After the protester’s inability to organize on Wall Street itself, their exodus to Zuccotti Park has enabled them to build a functioning community and effectively designate various sections of the 33,000 square foot park for specific uses. Under the guidance of anthropologist David Graeber on September 17th, Zuccotti Park has turned into a community that helps support the movement’s core.

While Zuccotti Park was adopted as a privately-owned – and under-utilized – public space following its approval by the City Planning Commission in 1968, the park has lingered under new management since its renovation in 2006. Over 520 of these POPS have sprung up around New York City, roughly half of which have no park curfews.
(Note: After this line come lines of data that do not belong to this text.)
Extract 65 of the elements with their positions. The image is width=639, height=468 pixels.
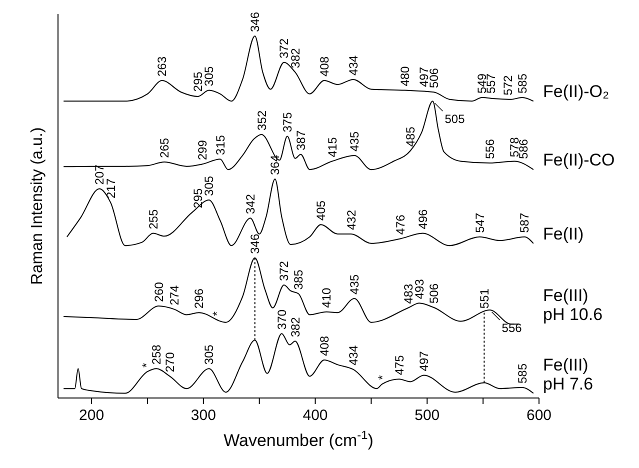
annotation: 483 xyxy=(401,284,416,304)
series-label: Fe(II)-CO xyxy=(543,150,615,170)
x-tick-label: 500 xyxy=(414,407,440,424)
annotation: 408 xyxy=(317,56,332,77)
annotation: * xyxy=(376,374,390,380)
annotation: 432 xyxy=(344,210,358,230)
series-label: Fe(II) xyxy=(543,224,584,244)
annotation: 270 xyxy=(163,352,178,372)
x-tick-label: 200 xyxy=(79,407,104,424)
annotation: 480 xyxy=(398,66,412,86)
annotation: 370 xyxy=(274,309,289,330)
annotation: 255 xyxy=(146,208,160,230)
annotation: 496 xyxy=(416,208,430,230)
annotation: 352 xyxy=(254,110,269,130)
annotation: 551 xyxy=(477,288,492,309)
annotation: 364 xyxy=(268,154,282,175)
series-label: Fe(III) pH 10.6 xyxy=(543,286,603,324)
annotation: 296 xyxy=(192,288,206,309)
annotation: 505 xyxy=(444,112,466,126)
annotation: 572 xyxy=(500,75,515,96)
series-label: Fe(II)-O₂ xyxy=(543,82,610,102)
annotation: 435 xyxy=(348,131,362,152)
annotation: 556 xyxy=(502,321,522,336)
annotation: 410 xyxy=(320,287,334,308)
annotation: 299 xyxy=(196,140,210,160)
annotation: 408 xyxy=(317,336,332,356)
x-tick-label: 300 xyxy=(190,407,216,424)
annotation: 385 xyxy=(292,269,306,290)
annotation: 434 xyxy=(346,345,361,366)
annotation: 274 xyxy=(168,284,182,306)
annotation: 382 xyxy=(288,316,302,338)
y-axis-title: Raman Intensity (a.u.) xyxy=(29,127,46,285)
annotation: 476 xyxy=(393,214,408,235)
annotation: 387 xyxy=(294,130,308,150)
annotation: 346 xyxy=(248,12,262,32)
annotation: 556 xyxy=(482,138,497,160)
annotation: 506 xyxy=(427,283,442,304)
annotation: 585 xyxy=(515,363,530,384)
annotation: 263 xyxy=(155,56,170,77)
annotation: 585 xyxy=(515,73,530,94)
annotation: 434 xyxy=(346,55,361,76)
annotation: 346 xyxy=(248,234,262,254)
annotation: 587 xyxy=(518,212,532,233)
annotation: 493 xyxy=(412,278,427,300)
annotation: 375 xyxy=(280,112,295,132)
annotation: 435 xyxy=(348,274,362,294)
annotation: 342 xyxy=(244,194,258,214)
x-tick-label: 400 xyxy=(302,407,328,424)
annotation: 475 xyxy=(392,354,406,376)
annotation: 260 xyxy=(152,282,166,302)
series-label: Fe(III) pH 7.6 xyxy=(543,355,594,394)
annotation: 415 xyxy=(325,136,340,158)
annotation: 405 xyxy=(314,200,328,221)
x-axis-title: Wavenumber (cm$^{-1}$) xyxy=(224,428,374,450)
x-tick-label: 600 xyxy=(526,407,552,424)
annotation: 547 xyxy=(472,212,487,233)
annotation: * xyxy=(140,362,154,368)
annotation: 265 xyxy=(157,138,172,158)
annotation: 315 xyxy=(213,134,228,156)
annotation: 372 xyxy=(277,260,292,282)
annotation: 497 xyxy=(416,350,431,372)
annotation: * xyxy=(210,311,224,316)
annotation: 305 xyxy=(202,344,216,365)
annotation: 485 xyxy=(404,126,418,147)
annotation: 258 xyxy=(150,344,164,365)
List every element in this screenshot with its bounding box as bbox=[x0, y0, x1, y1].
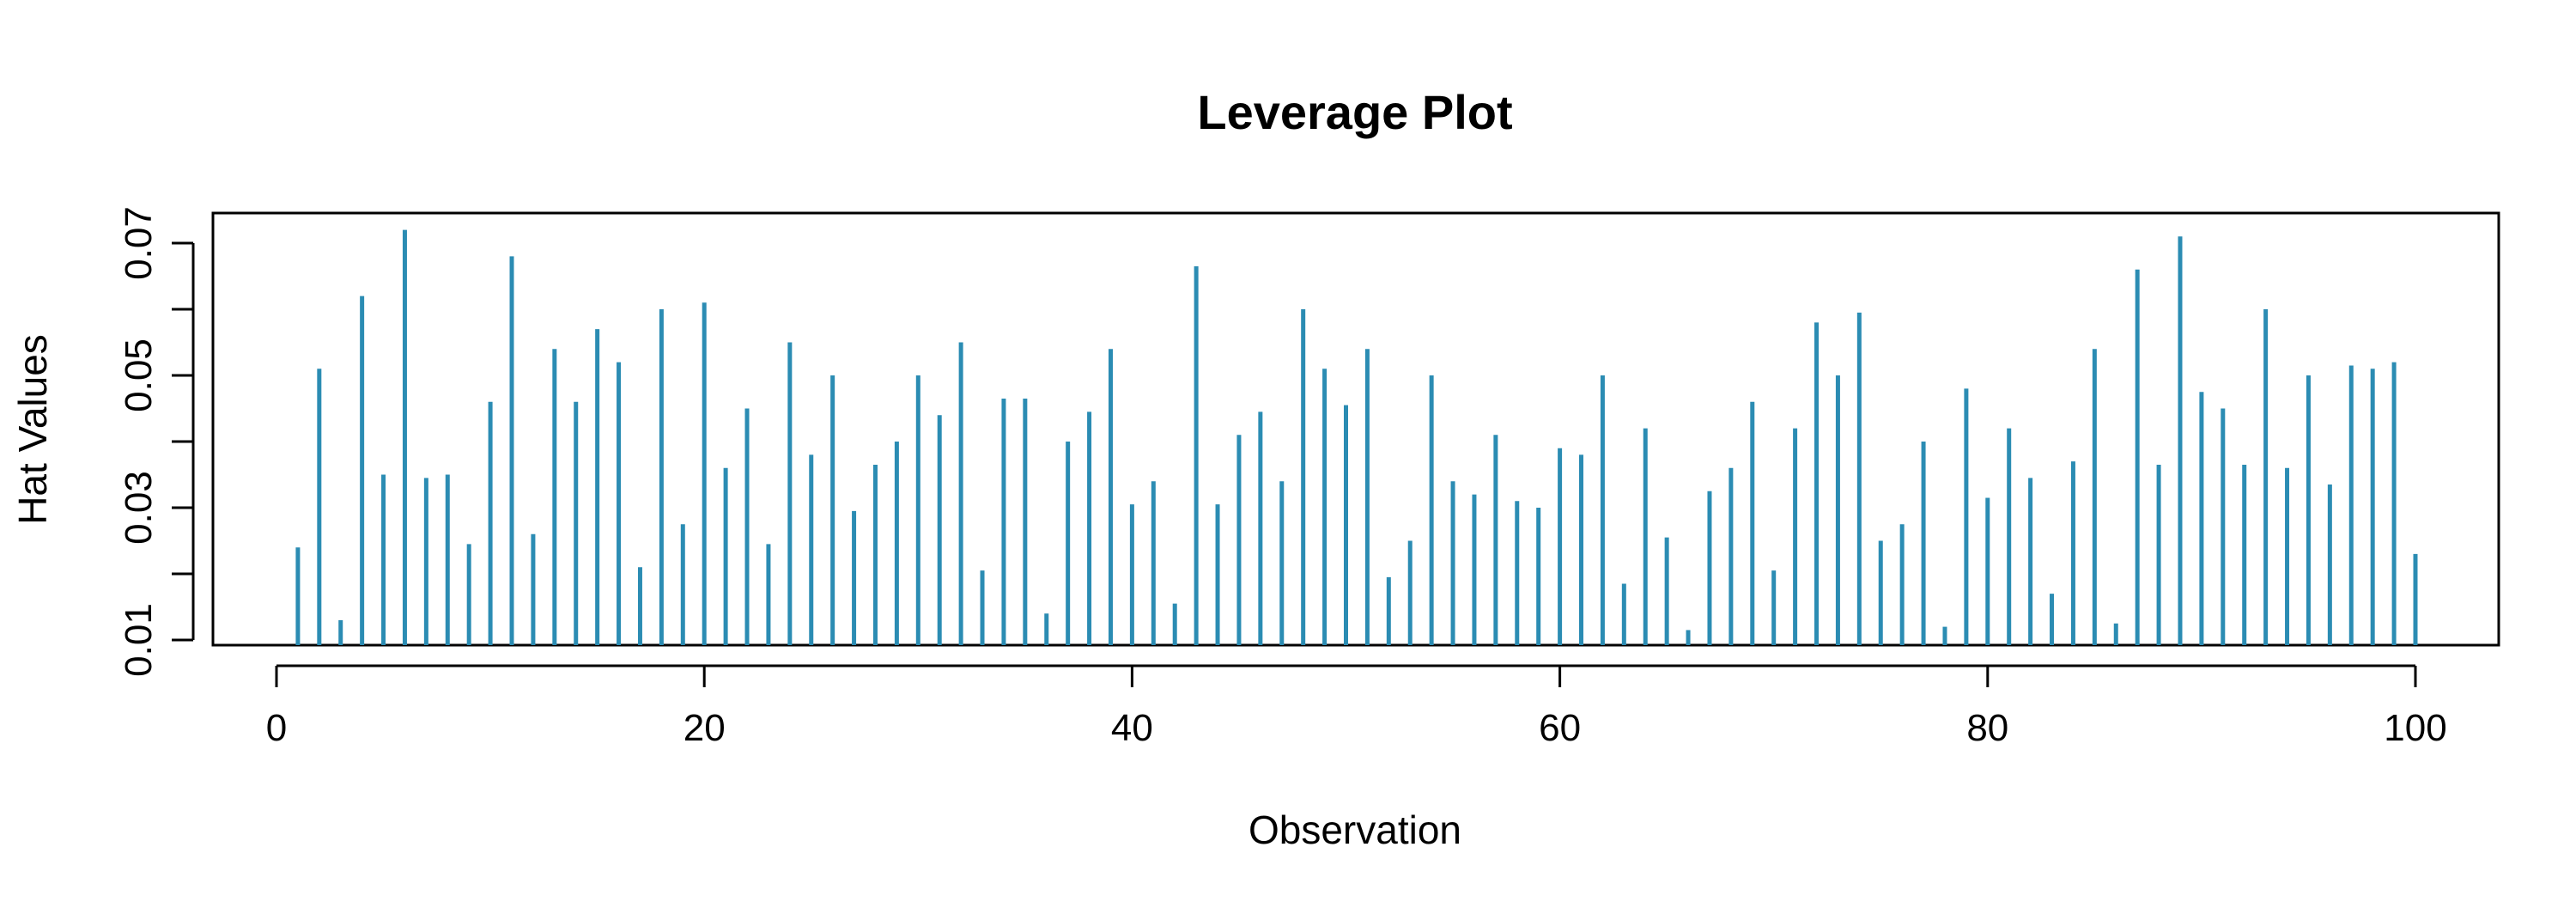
x-axis-label: Observation bbox=[1249, 808, 1461, 852]
y-tick-label: 0.01 bbox=[118, 603, 160, 677]
chart-title: Leverage Plot bbox=[1197, 85, 1512, 139]
y-tick-label: 0.03 bbox=[118, 471, 160, 545]
x-axis: 0 20 40 60 80 100 bbox=[266, 664, 2447, 749]
x-tick-label: 0 bbox=[266, 707, 287, 749]
x-tick-label: 80 bbox=[1966, 707, 2008, 749]
y-axis: 0.01 0.03 0.05 0.07 bbox=[118, 206, 195, 677]
x-tick-label: 60 bbox=[1539, 707, 1581, 749]
x-tick-label: 20 bbox=[683, 707, 726, 749]
plot-frame bbox=[211, 211, 2500, 647]
data-spikes bbox=[295, 229, 2418, 645]
y-tick-label: 0.05 bbox=[118, 338, 160, 412]
x-tick-label: 100 bbox=[2384, 707, 2446, 749]
y-axis-label: Hat Values bbox=[10, 334, 55, 525]
y-tick-label: 0.07 bbox=[118, 206, 160, 280]
x-tick-label: 40 bbox=[1111, 707, 1153, 749]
This lack of curfew comes since changes to the New York zoning code in the early 1960s, changes which provided incentive to developers to donate a certain amount of their property for public space for the creation of anything from pedestrian walkways to plazas in exchange for flexibility on their main structure’s height and setback restrictions. In the case of Zuccotti Park, Brookfield was given an additional 304,000 square feet – in their case, nine stories – to create office space in their adjacent property, One Liberty Plaza.

Since the start of the organized protest however, New Yorkers have slowly realized some of the possibilities for public space in their city’s vitality. If a city’s open spaces aren’t utilized for common activities, is it really even a city? Numerous auto-dependent cities across the U.S., where sidewalks remain essentially motionless regardless of the time of day or day of the week, serve instead as monuments to a fleetingly exciting architectural project or corporate merger. New York is not such a city. It’s no coincidence that New York is world renowned for its street life as well as its history of social movements.

Some critics of POPS point out how with this type of regulation via incentives for developers, it merely results in less overall revenue and worse public spaces. But this viewpoint seems to only conceptualize public spaces in a traditional sense of the term. With the promotion of such parks across the U.S., municipal governments may continue to encourage values beyond the one-dimensional notion of economic efficiency through larger, park-free urban environments. However, a main concern moving forward is whether or not OWS will merely become an excuse for stricter rules and regulations on POPS in the future.